Saturday, October 20, 2007

Burma, Chevron and JADE

Naypyidaw bus station and town center:
Practically deserted, just like the rest of the new Burmese capital.

US Lawmakers plan squeeze on Chevron in Myanmar. Tom Lantos, chairman of the House Foreign Relations Committee introduced the measure, entitled Block Burmese JADE (Junta's Anti-Democracy Efforts) of 2007, on Thursday. The proposed measure would end tax write-offs currently enjoyed by Chevron on revenues earned in Burma. (Rights activists claim that Chevron's $ are helping prop up the junta.) The measure would also target gem imports, put additional restrictions on assets of political and military leaders, and restrict travel of junta officials to the United States.

About Chevron:
...(it) is one of biggest Western companies in Myanmar, holding a 28 percent minority share in the Yadana natural gas project following its acquisition of another US energy giant, Unocal, in 2005. The United States has already imposed substantial trade, investment and diplomatic sanctions on Myanmar, but Chevron's operations predate an enhanced 2003 US trade embargo.

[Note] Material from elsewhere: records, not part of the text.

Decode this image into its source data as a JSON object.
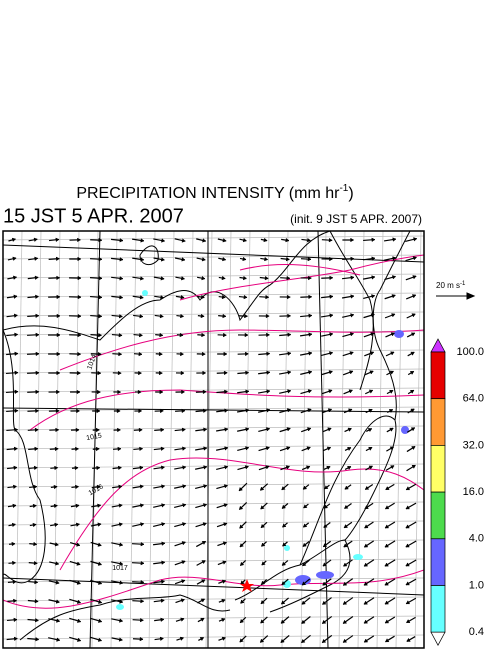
{
  "header": {
    "title": "PRECIPITATION INTENSITY (mm hr",
    "title_superscript": "-1",
    "title_suffix": ")",
    "valid_time": "15 JST 5 APR. 2007",
    "init_time": "(init. 9 JST 5 APR. 2007)"
  },
  "wind_scale": {
    "label": "20 m s",
    "superscript": "-1"
  },
  "colorbar": {
    "labels": [
      "100.0",
      "64.0",
      "32.0",
      "16.0",
      "4.0",
      "1.0",
      "0.4"
    ],
    "colors": [
      "#e60000",
      "#ff9933",
      "#ffff66",
      "#4ddb4d",
      "#6666ff",
      "#66ffff"
    ],
    "over_color": "#cc33ff",
    "under_color": "#ffffff"
  },
  "isobar_labels": [
    1014,
    1015,
    1016,
    1017
  ]
}
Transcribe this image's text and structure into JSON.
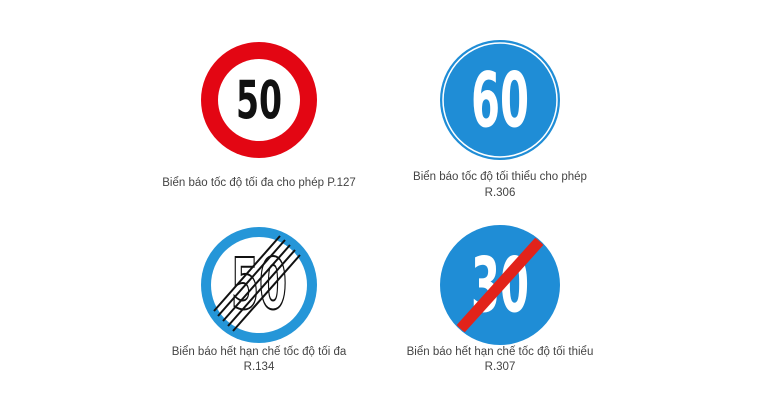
{
  "signs": [
    {
      "number": "50",
      "caption": [
        "Biển báo tốc độ tối đa cho phép P.127"
      ]
    },
    {
      "number": "60",
      "caption": [
        "Biển báo tốc độ tối thiểu cho phép",
        "R.306"
      ]
    },
    {
      "number": "50",
      "caption": [
        "Biển báo hết hạn chế tốc độ tối đa",
        "R.134"
      ]
    },
    {
      "number": "30",
      "caption": [
        "Biển báo hết hạn chế tốc độ tối thiểu",
        "R.307"
      ]
    }
  ]
}
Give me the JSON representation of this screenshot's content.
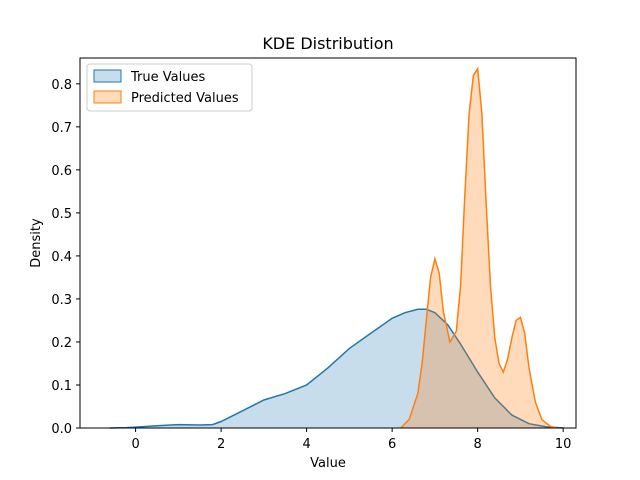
{
  "chart_data": {
    "type": "area",
    "title": "KDE Distribution",
    "xlabel": "Value",
    "ylabel": "Density",
    "xlim": [
      -1.3,
      10.3
    ],
    "ylim": [
      0,
      0.86
    ],
    "x_ticks": [
      0,
      2,
      4,
      6,
      8,
      10
    ],
    "y_ticks": [
      0.0,
      0.1,
      0.2,
      0.3,
      0.4,
      0.5,
      0.6,
      0.7,
      0.8
    ],
    "grid": false,
    "legend_position": "top-left",
    "series": [
      {
        "name": "True Values",
        "color": "#1f77b4",
        "fill_color": "#1f77b4",
        "fill_alpha": 0.25,
        "x": [
          -0.6,
          -0.2,
          0,
          0.5,
          1.0,
          1.5,
          1.8,
          2.0,
          2.5,
          3.0,
          3.5,
          4.0,
          4.5,
          5.0,
          5.5,
          6.0,
          6.3,
          6.6,
          6.8,
          7.0,
          7.3,
          7.6,
          8.0,
          8.4,
          8.8,
          9.2,
          9.6,
          10.0
        ],
        "y": [
          0.0,
          0.001,
          0.002,
          0.005,
          0.008,
          0.007,
          0.008,
          0.015,
          0.04,
          0.065,
          0.08,
          0.1,
          0.14,
          0.185,
          0.22,
          0.255,
          0.268,
          0.276,
          0.276,
          0.268,
          0.24,
          0.195,
          0.13,
          0.07,
          0.03,
          0.01,
          0.003,
          0.0
        ]
      },
      {
        "name": "Predicted Values",
        "color": "#ff7f0e",
        "fill_color": "#ff7f0e",
        "fill_alpha": 0.28,
        "x": [
          6.2,
          6.4,
          6.6,
          6.7,
          6.8,
          6.9,
          7.0,
          7.1,
          7.2,
          7.35,
          7.5,
          7.6,
          7.7,
          7.8,
          7.9,
          8.0,
          8.1,
          8.2,
          8.3,
          8.4,
          8.5,
          8.6,
          8.7,
          8.8,
          8.9,
          9.0,
          9.1,
          9.2,
          9.35,
          9.5,
          9.7,
          9.85
        ],
        "y": [
          0.0,
          0.02,
          0.08,
          0.15,
          0.25,
          0.35,
          0.393,
          0.36,
          0.27,
          0.2,
          0.225,
          0.33,
          0.54,
          0.73,
          0.82,
          0.835,
          0.73,
          0.52,
          0.33,
          0.21,
          0.15,
          0.13,
          0.16,
          0.21,
          0.25,
          0.257,
          0.22,
          0.14,
          0.06,
          0.02,
          0.004,
          0.0
        ]
      }
    ]
  }
}
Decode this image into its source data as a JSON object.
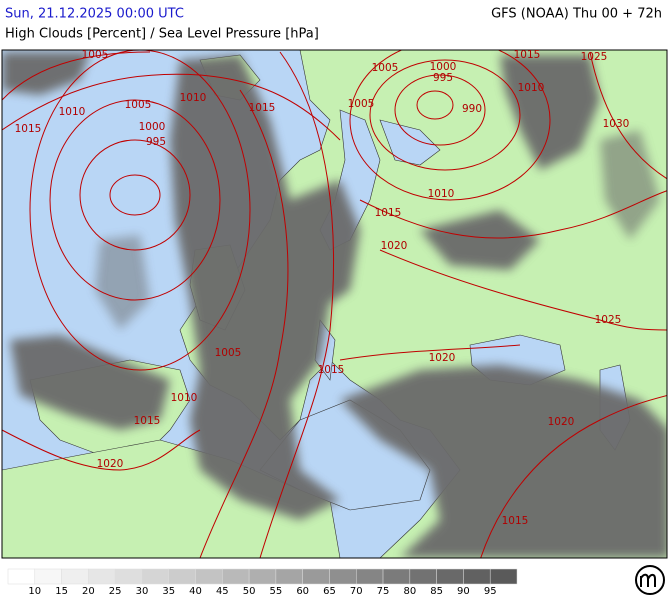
{
  "header": {
    "datetime": "Sun, 21.12.2025 00:00 UTC",
    "model": "GFS (NOAA) Thu 00 + 72h",
    "title": "High Clouds [Percent] / Sea Level Pressure [hPa]"
  },
  "map": {
    "isobar_labels": [
      "1005",
      "1010",
      "1015",
      "1005",
      "1010",
      "1015",
      "1000",
      "995",
      "1005",
      "1000",
      "995",
      "1005",
      "990",
      "1015",
      "1010",
      "1025",
      "1030",
      "1010",
      "1015",
      "1020",
      "1025",
      "1020",
      "1005",
      "1015",
      "1010",
      "1015",
      "1020",
      "1020",
      "1015"
    ]
  },
  "legend": {
    "levels": [
      10,
      15,
      20,
      25,
      30,
      35,
      40,
      45,
      50,
      55,
      60,
      65,
      70,
      75,
      80,
      85,
      90,
      95
    ],
    "colors": [
      "#ffffff",
      "#f7f7f7",
      "#efefef",
      "#e6e6e6",
      "#dedede",
      "#d5d5d5",
      "#cccccc",
      "#c3c3c3",
      "#b9b9b9",
      "#afafaf",
      "#a5a5a5",
      "#9a9a9a",
      "#8f8f8f",
      "#858585",
      "#7b7b7b",
      "#727272",
      "#696969",
      "#616161",
      "#5a5a5a"
    ]
  }
}
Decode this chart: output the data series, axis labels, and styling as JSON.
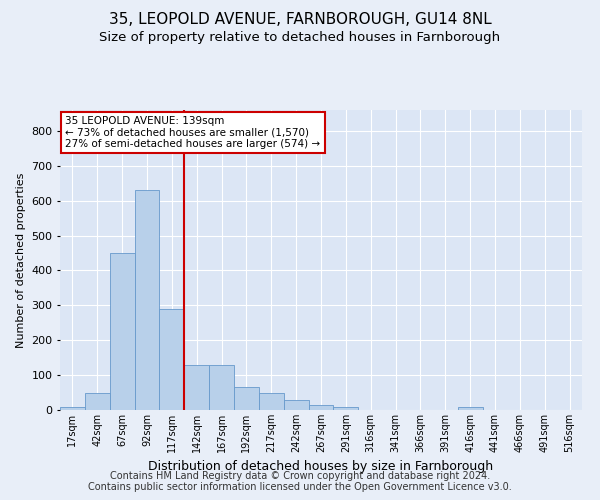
{
  "title": "35, LEOPOLD AVENUE, FARNBOROUGH, GU14 8NL",
  "subtitle": "Size of property relative to detached houses in Farnborough",
  "xlabel": "Distribution of detached houses by size in Farnborough",
  "ylabel": "Number of detached properties",
  "footnote": "Contains HM Land Registry data © Crown copyright and database right 2024.\nContains public sector information licensed under the Open Government Licence v3.0.",
  "bin_labels": [
    "17sqm",
    "42sqm",
    "67sqm",
    "92sqm",
    "117sqm",
    "142sqm",
    "167sqm",
    "192sqm",
    "217sqm",
    "242sqm",
    "267sqm",
    "291sqm",
    "316sqm",
    "341sqm",
    "366sqm",
    "391sqm",
    "416sqm",
    "441sqm",
    "466sqm",
    "491sqm",
    "516sqm"
  ],
  "bar_values": [
    10,
    50,
    450,
    630,
    290,
    130,
    130,
    65,
    50,
    30,
    15,
    10,
    0,
    0,
    0,
    0,
    10,
    0,
    0,
    0,
    0
  ],
  "bar_color": "#b8d0ea",
  "bar_edge_color": "#6699cc",
  "vline_color": "#cc0000",
  "annotation_text": "35 LEOPOLD AVENUE: 139sqm\n← 73% of detached houses are smaller (1,570)\n27% of semi-detached houses are larger (574) →",
  "annotation_box_color": "#ffffff",
  "annotation_box_edge": "#cc0000",
  "ylim": [
    0,
    860
  ],
  "yticks": [
    0,
    100,
    200,
    300,
    400,
    500,
    600,
    700,
    800
  ],
  "bg_color": "#e8eef8",
  "plot_bg": "#dce6f5",
  "title_fontsize": 11,
  "subtitle_fontsize": 9.5,
  "footnote_fontsize": 7,
  "ylabel_fontsize": 8,
  "xlabel_fontsize": 9
}
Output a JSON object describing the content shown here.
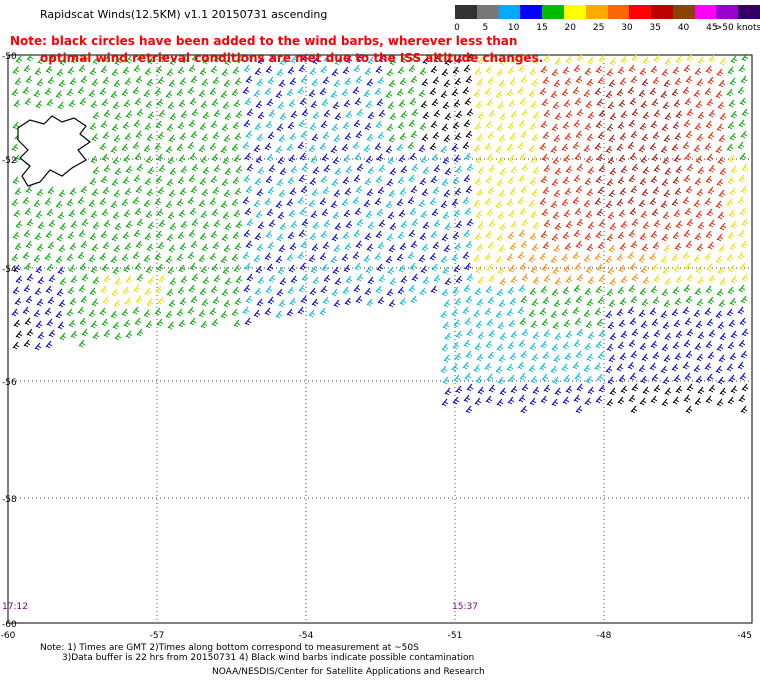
{
  "header": {
    "title": "Rapidscat Winds(12.5KM) v1.1 20150731 ascending",
    "note_line1": "Note: black circles have been added to the wind barbs, wherever less than",
    "note_line2": "optimal wind retrieval conditions are met due to the ISS altitude changes."
  },
  "legend": {
    "colors": [
      "#333333",
      "#777777",
      "#00aaff",
      "#0000ff",
      "#00bb00",
      "#ffff00",
      "#ffaa00",
      "#ff6600",
      "#ff0000",
      "#bb0000",
      "#884400",
      "#ff00ff",
      "#9900cc",
      "#330066"
    ],
    "labels": [
      "0",
      "5",
      "10",
      "15",
      "20",
      "25",
      "30",
      "35",
      "40",
      "45",
      ">50 knots"
    ]
  },
  "map": {
    "lat_labels": [
      "-50",
      "-52",
      "-54",
      "-56",
      "-58",
      "-60"
    ],
    "lon_labels": [
      "-60",
      "-57",
      "-54",
      "-51",
      "-48",
      "-45"
    ],
    "time_labels": [
      "17:12",
      "15:37"
    ]
  },
  "footer": {
    "line1": "Note: 1) Times are GMT 2)Times along bottom correspond to measurement at ~50S",
    "line2": "3)Data buffer is 22 hrs from 20150731 4) Black wind barbs indicate possible contamination",
    "line3": "NOAA/NESDIS/Center for Satellite Applications and Research"
  }
}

Under Myanmar law, if Chevron sold its stake, it might have to pay the military junta much of the company's capital gains on the project -- estimated to be around 500 million dollars but the proposed sanctions would bar Chevron from making such a payment.

Oddly enough, the recent demonstrations by the Burmese monks which ended so disastrously? They started because of an increase in gasoline prices.

The current protests began on August 19 after the government sharply raised fuel prices in what is one of Asia's poorest countries. But they are based in deep-rooted dissatisfaction with the repressive military government that has ruled the country in one form or another since 1962.

In the words of Burmese American activist, Nyunt Than.

"People have been asking for democracy with their bare hands for 45 years," Than said. "They need help. Their bare hands against a modern army is not a good story to be told, nor to be watched."

Read more about Than here.

Read about the ruling junta's lavish jungle capital, Naypyidaw, here.

Even before you arrive in Naypyidaw, it is obvious that the world’s newest capital is a place like no other in Burma. It is not just the isolation, in a jungle 200 miles from the sea; it’s not just the active discouragement of foreigners, which is circumvented easily enough. It is the road leading into it.